Sarah knows the East End like the palm of her own hand. She tells me about the mermen on top of pillars in Dalston houses, Love Lane in Shacklewell and looking for the River Fleet running underground, the hidden Byzantine church of Saint Barnabas, near the house of Black Beauty author Anna Sewell. Hackney´s known as the home of dissenters, she tells me; Mary Wollstonecraft, the mother of feminism was there, she used to go to Newington Green, where Richard Price was preacher; the second President of the United States visited, before the revolution and being president. Behind her house in London Fields was a bus garage where hippies and feminists gathered for years, and she was involved in the arts and community around Broadway Market. Sarah tried to collectively purchase some of the buildings in her neighbourhood together with some others, to keep them in the community rather than them being bought by speculators.
“It was the mid-90s, and so property developers were beginning to circle around the Broadway market area, and they got influence into the traders group, and all of a sudden there was this sort of vibe, like ‘You know those lesbians?
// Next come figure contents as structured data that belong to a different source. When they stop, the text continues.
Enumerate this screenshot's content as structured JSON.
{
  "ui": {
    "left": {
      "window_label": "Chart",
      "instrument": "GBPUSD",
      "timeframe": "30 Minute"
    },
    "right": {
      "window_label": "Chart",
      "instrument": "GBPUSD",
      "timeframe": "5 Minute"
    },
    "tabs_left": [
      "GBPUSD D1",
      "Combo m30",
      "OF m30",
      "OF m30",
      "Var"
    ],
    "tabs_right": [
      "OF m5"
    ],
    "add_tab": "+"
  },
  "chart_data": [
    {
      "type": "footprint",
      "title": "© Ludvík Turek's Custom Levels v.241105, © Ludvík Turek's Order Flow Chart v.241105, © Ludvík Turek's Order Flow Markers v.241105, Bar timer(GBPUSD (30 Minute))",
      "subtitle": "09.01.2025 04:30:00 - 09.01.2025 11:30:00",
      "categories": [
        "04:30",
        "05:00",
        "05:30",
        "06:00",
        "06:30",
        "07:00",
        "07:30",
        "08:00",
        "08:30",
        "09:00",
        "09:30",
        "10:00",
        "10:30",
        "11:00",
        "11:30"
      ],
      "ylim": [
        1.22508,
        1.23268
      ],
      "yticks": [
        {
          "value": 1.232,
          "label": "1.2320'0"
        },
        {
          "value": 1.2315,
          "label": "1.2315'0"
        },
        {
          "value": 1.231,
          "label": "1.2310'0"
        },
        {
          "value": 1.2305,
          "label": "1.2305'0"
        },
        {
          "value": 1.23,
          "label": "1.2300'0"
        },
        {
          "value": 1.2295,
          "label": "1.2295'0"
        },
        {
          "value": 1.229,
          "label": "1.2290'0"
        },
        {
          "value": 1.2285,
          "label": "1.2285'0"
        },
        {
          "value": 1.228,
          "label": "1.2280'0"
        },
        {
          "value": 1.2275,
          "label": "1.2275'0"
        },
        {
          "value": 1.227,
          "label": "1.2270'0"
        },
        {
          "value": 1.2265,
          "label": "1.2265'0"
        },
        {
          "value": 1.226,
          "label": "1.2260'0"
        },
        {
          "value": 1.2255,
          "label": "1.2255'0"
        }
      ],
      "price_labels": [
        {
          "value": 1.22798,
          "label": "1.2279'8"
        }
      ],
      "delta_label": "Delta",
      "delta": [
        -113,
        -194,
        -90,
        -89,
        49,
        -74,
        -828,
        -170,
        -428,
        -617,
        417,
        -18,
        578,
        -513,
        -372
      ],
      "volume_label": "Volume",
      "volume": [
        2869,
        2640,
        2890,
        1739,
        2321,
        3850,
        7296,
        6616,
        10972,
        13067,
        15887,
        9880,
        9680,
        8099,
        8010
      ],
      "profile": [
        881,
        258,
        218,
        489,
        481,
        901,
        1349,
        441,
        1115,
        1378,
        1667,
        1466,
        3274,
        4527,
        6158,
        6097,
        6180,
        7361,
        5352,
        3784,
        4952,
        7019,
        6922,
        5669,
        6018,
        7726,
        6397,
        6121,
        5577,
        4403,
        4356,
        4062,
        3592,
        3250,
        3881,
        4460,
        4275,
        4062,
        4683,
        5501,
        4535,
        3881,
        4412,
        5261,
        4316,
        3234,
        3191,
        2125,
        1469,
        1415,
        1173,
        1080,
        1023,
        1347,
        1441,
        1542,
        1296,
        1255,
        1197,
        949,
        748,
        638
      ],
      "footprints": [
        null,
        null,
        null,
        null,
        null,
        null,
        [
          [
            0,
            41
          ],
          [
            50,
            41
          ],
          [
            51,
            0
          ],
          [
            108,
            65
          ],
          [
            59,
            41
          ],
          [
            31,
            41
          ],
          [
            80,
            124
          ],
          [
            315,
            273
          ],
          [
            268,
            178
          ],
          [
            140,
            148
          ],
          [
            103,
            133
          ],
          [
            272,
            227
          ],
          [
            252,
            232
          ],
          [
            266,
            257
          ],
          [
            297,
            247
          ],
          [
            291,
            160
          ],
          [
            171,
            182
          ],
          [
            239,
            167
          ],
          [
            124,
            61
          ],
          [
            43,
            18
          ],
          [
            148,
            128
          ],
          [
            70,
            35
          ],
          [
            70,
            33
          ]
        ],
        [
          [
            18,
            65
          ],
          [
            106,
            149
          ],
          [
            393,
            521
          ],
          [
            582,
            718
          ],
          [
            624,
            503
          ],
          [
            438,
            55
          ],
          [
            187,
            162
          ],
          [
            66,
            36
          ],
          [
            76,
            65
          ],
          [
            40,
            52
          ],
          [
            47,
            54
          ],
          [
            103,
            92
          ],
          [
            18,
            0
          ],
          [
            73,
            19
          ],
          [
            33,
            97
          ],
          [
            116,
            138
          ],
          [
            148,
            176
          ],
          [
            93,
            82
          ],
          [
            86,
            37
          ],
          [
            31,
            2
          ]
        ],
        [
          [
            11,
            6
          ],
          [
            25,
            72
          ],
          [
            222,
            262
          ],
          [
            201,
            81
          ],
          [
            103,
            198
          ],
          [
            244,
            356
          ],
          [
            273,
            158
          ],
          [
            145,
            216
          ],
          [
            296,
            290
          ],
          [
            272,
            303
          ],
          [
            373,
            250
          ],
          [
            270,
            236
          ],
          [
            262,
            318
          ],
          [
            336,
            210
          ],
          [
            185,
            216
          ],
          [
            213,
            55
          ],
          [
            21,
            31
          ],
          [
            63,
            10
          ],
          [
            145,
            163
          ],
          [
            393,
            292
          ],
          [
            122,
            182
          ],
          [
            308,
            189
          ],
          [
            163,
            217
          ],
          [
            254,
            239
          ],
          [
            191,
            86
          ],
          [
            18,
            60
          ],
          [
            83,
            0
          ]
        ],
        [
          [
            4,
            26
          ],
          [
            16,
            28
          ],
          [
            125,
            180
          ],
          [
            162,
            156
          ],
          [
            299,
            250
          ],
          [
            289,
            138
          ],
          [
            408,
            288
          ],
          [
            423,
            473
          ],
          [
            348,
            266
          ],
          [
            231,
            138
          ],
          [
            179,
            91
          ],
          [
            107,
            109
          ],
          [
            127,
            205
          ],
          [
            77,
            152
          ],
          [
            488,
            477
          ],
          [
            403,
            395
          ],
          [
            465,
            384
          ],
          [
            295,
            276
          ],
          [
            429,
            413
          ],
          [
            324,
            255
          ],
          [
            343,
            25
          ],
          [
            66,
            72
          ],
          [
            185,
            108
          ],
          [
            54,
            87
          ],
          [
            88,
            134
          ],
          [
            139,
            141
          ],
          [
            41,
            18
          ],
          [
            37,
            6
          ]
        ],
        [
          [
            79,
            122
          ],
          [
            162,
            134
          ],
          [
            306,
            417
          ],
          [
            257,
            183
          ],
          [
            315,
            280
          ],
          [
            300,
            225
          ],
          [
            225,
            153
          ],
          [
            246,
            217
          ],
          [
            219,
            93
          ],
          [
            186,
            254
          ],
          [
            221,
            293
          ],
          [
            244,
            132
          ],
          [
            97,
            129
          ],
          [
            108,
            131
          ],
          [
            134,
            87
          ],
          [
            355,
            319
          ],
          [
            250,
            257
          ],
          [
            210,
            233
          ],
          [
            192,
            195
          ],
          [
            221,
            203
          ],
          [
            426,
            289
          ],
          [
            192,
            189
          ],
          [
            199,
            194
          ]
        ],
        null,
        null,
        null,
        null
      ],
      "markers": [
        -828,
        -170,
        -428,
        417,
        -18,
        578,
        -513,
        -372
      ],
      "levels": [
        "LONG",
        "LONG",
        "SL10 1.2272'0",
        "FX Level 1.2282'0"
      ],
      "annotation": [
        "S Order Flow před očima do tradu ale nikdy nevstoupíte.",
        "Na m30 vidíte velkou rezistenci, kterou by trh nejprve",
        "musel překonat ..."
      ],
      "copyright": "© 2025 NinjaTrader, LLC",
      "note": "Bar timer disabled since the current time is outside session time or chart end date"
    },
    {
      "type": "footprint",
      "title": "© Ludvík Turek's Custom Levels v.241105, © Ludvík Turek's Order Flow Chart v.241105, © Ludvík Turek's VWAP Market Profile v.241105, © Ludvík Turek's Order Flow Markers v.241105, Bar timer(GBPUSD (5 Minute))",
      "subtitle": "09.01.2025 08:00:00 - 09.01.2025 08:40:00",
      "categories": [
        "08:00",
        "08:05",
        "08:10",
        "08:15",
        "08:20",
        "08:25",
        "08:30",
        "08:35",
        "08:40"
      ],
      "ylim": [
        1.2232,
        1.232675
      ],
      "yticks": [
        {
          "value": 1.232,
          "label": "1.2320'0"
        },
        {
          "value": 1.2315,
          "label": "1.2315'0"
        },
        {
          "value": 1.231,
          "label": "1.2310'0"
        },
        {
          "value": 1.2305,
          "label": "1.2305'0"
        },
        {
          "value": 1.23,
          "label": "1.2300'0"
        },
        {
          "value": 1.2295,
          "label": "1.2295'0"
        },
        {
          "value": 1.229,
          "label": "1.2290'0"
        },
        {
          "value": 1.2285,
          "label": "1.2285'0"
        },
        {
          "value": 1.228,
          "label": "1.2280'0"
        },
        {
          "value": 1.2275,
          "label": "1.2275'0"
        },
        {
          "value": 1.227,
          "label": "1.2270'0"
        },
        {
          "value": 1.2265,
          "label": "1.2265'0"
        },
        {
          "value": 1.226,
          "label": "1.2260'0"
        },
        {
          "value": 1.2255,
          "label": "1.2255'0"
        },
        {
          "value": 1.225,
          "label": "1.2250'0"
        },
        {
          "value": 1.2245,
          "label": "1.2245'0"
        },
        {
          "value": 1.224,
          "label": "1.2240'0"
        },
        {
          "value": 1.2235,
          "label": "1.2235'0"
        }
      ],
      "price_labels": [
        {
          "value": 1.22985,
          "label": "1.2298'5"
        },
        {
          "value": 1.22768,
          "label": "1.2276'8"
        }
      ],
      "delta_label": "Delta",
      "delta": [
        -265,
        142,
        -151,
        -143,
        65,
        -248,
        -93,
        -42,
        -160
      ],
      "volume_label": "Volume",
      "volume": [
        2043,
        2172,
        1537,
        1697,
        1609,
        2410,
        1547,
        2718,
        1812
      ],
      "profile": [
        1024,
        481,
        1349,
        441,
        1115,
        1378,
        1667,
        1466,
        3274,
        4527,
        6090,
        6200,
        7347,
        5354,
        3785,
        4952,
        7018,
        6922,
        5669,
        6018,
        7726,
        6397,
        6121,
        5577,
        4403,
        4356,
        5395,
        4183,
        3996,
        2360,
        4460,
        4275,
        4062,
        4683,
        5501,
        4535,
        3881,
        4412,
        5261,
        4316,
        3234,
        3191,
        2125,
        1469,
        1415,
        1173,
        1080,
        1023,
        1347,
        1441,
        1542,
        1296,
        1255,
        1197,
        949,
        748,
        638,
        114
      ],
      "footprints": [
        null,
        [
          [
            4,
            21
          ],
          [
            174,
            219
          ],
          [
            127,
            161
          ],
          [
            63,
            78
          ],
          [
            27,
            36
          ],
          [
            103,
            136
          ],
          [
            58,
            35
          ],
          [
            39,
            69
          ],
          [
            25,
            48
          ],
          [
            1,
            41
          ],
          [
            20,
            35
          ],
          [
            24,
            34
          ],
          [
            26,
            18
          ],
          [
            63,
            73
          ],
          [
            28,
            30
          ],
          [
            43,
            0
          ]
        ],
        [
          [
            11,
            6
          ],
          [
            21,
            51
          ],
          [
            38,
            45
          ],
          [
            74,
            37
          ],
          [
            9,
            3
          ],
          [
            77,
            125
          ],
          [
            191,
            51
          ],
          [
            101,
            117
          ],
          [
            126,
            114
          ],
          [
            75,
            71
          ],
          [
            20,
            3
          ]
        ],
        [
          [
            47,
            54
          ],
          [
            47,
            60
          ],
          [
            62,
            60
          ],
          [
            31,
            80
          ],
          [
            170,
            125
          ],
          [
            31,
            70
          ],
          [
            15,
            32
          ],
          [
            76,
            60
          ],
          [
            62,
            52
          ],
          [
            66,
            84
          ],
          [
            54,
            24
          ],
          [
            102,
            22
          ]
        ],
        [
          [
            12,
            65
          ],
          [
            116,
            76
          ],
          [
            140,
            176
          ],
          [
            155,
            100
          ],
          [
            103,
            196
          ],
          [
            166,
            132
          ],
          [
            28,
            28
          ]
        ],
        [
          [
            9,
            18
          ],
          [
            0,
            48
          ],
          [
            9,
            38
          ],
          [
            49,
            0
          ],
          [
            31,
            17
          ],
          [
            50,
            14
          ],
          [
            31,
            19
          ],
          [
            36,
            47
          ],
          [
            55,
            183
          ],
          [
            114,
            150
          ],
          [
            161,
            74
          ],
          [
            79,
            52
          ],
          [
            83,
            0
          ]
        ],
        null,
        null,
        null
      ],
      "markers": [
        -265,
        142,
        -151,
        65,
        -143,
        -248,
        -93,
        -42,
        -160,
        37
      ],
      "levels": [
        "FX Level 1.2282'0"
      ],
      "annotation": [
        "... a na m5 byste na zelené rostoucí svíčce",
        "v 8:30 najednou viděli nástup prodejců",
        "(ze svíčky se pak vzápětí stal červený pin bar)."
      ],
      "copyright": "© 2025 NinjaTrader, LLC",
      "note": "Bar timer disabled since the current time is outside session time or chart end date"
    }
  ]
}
What will happen if they get the place? It will be full of Paki’s and immigrants and old lesbians and gays, we should be careful about it.’ And so in the end the traders got together, starting with these people who had a uniform business, with the help of a stooge for one of the developers, and it didn’t work out. And sure enough, this ´local´ company who bought them for nothing got a million pounds in regeneration money, gave nothing back to the community, and turned out to have been owned by Robert Maxwell´s accountant, who was now working in Russia with Russian oligarchs. So that was your local company. This is all done in plain sight, but people don’t want to know. If they see someone running up the road being stabbed, they’re just like, oh dear, please don’t do that here. I’ve literally been on meetings where this woman was banging on the table screaming, ‘I JUST WANT IT TO BE NICE!’”
“I stopped working last year, stopped doing what I did for money, and letting other people have a go at being active in the community; maybe the tide is going out on Hackney for me. There is no focal point anymore. But I’m not a person to just sit around. I went to the Extinction Rebellion protests. And I am gathering information. I am interested in building up those visual, pictorial layers of the place, you know, that sort of psychogeography.”
Sarah says that everything that has existed, exists. “It is just a matter of how open you want to be to its existence. When too many doors are opening, you might go mad. But just sometimes, when you go past, you might get a little glimmer of something, a little shadow, a little feeling. And if you wait there long enough, you might have a little message come through. From the snails, munching on sauerkraut, waiting to see if Sammy the Seal is going to come and devour them.”
I thank Sarah for sharing her stories: I am in awe of how much fun she seems to be having living against the grain, her passionate engagement, and her hard-earned experience. I leave the Cody Dock community barge, the River Princess, we’ve been having our meetings in. The sun is low and the Thames high, the reeds a compact embankment sprouting from the mud like a forest of Roman spears.
As soon as I get on the train, I whip out my phone and get on Google so that this whole Sammy malarkey, which I am still unsure about, can be clarified and reason can reign supreme once more. The first result, however, is an in-your-face size headline: HUNGRY SAMMY THE SEAL VISITS BILLINGSGATE MARKET EVERY WEEK FOR 10 YEARS TO BE FED SALMON BY PORTERS, followed by an indisputable moustachioed muzzle. The train doors open in front of me; I climb down the station stairs, my ears pricked up for the call of the snail.